# Program to find number of operations needed to decrease n to 0 in C++

C++Server Side ProgrammingProgramming

Suppose we have a number n. Now consider an operation where we can either 1. Decrement n by one 2. If n is even number, then decrement it by n / 2 3. If n is divisible by 3, then decrement by 2 * (n / 3) Finally find the minimum number of operations required to decrement n to zero.

So, if the input is like n = 16, then the output will be 5, as n = 16 even then decreases it by n/2 4 times, it will be 1. Then reduce it by 1 to get 0. So total 5 operations.

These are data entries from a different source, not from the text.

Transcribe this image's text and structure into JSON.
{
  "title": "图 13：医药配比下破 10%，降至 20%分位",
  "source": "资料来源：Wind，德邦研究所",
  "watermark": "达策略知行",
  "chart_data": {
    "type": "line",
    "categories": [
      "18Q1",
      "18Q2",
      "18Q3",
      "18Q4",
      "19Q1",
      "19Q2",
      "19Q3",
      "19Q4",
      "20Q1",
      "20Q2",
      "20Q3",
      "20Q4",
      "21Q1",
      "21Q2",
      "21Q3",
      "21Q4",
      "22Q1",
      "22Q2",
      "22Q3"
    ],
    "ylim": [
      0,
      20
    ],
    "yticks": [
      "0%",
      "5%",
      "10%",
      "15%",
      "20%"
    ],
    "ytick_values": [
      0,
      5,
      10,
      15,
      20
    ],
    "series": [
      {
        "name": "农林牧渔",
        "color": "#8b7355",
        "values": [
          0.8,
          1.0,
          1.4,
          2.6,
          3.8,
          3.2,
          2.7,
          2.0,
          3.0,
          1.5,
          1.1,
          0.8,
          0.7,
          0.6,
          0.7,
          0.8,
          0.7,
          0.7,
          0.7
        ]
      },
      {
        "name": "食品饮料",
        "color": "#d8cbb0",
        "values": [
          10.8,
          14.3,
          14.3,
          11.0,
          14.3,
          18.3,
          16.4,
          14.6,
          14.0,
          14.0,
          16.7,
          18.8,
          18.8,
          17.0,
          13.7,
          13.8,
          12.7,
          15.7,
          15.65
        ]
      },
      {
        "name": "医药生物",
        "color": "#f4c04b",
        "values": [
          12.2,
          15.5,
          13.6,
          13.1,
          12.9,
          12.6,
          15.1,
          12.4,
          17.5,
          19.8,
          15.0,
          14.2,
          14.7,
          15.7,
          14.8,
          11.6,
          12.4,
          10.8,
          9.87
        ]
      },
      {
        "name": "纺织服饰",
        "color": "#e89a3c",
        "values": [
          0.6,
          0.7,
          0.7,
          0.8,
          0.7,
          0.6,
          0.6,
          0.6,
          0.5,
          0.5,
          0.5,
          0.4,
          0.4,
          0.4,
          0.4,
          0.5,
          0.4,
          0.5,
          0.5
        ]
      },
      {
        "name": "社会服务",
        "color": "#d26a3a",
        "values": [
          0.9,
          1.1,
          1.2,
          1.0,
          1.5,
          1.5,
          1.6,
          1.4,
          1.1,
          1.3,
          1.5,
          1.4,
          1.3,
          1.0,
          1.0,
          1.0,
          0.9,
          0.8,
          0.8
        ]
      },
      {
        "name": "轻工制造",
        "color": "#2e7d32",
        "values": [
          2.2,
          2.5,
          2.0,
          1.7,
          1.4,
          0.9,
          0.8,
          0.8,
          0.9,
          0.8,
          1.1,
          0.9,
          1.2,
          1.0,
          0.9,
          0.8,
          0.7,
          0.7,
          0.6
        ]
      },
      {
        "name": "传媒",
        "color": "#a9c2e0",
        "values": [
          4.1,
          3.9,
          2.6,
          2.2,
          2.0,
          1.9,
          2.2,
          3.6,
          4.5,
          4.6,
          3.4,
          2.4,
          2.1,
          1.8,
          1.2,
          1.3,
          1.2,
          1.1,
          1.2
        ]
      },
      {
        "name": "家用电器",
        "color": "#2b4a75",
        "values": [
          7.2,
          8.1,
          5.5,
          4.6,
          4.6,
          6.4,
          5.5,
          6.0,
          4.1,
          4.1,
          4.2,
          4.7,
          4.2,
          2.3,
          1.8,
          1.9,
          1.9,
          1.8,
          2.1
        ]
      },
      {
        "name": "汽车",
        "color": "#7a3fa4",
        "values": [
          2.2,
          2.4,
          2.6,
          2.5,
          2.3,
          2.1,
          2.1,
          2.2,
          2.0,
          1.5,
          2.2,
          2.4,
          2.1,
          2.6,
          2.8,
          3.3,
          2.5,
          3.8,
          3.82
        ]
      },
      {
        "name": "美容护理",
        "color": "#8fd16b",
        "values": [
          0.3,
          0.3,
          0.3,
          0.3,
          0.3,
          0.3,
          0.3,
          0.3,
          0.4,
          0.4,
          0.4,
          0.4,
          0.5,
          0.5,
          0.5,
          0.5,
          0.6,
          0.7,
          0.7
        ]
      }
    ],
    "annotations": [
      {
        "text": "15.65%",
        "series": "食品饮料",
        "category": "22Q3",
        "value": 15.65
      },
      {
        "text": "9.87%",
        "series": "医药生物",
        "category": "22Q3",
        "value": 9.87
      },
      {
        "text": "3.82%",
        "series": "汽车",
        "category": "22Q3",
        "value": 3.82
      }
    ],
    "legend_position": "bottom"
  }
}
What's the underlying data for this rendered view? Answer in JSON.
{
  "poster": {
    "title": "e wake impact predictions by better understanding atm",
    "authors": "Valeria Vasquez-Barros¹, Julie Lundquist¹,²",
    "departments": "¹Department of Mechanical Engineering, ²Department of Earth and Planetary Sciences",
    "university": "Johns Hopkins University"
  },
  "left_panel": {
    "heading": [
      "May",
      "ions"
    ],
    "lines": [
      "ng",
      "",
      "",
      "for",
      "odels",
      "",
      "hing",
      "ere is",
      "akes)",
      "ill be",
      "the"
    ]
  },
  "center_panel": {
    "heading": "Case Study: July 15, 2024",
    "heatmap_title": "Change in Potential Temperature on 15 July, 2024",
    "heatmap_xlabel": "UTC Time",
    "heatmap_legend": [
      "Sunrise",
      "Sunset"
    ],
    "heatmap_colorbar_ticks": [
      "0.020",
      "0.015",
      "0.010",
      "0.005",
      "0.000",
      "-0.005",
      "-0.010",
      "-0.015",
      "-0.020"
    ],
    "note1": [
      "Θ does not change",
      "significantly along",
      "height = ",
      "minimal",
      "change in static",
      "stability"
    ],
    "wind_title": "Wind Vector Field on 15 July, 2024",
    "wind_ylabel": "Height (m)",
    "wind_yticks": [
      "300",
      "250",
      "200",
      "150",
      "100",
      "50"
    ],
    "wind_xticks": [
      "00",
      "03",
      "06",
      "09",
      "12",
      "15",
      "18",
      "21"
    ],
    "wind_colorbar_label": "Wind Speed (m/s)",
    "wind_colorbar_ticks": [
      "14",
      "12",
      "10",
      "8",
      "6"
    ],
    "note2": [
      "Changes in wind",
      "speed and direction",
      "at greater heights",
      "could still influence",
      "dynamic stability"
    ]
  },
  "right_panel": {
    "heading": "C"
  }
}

To solve this, we will follow these steps −

• Define one map dp

• Define a function dfs(), this will take x,

• ret := x

• if x is in dp, then −

• return dp[x]

• if x <= 0, then −

• return x

• if x is same as 1, then −

• return 1

• md2 := x mod 2

• md3 := x mod 3

• ret := minimum of {ret, md2 + 1 + dfs((x - md2) / 2), md3 + 1 + dfs((x - md3) / 3)}

• return dp[x] = ret

• From the main method call and return dfs(n)

## Example

Let us see the following implementation to get better understanding −

Live Demo

#include <bits/stdc++.h>
using namespace std;
unordered_map <int, int> dp;
int dfs(int x){
int ret = x;
if(dp.count(x))
return dp[x];
if(x <= 0)
return x;
if(x == 1)
return 1;
int md2 = x % 2;
int md3 = x % 3;
ret = min({ret, md2 + 1 + dfs((x - md2) / 2), md3 + 1 + dfs((x - md3) / 3)});
return dp[x] = ret;
}
int solve(int n) {
return dfs(n);
}
int main(){
int n = 16;
cout << solve(n);
}

## Input

16

## Output

5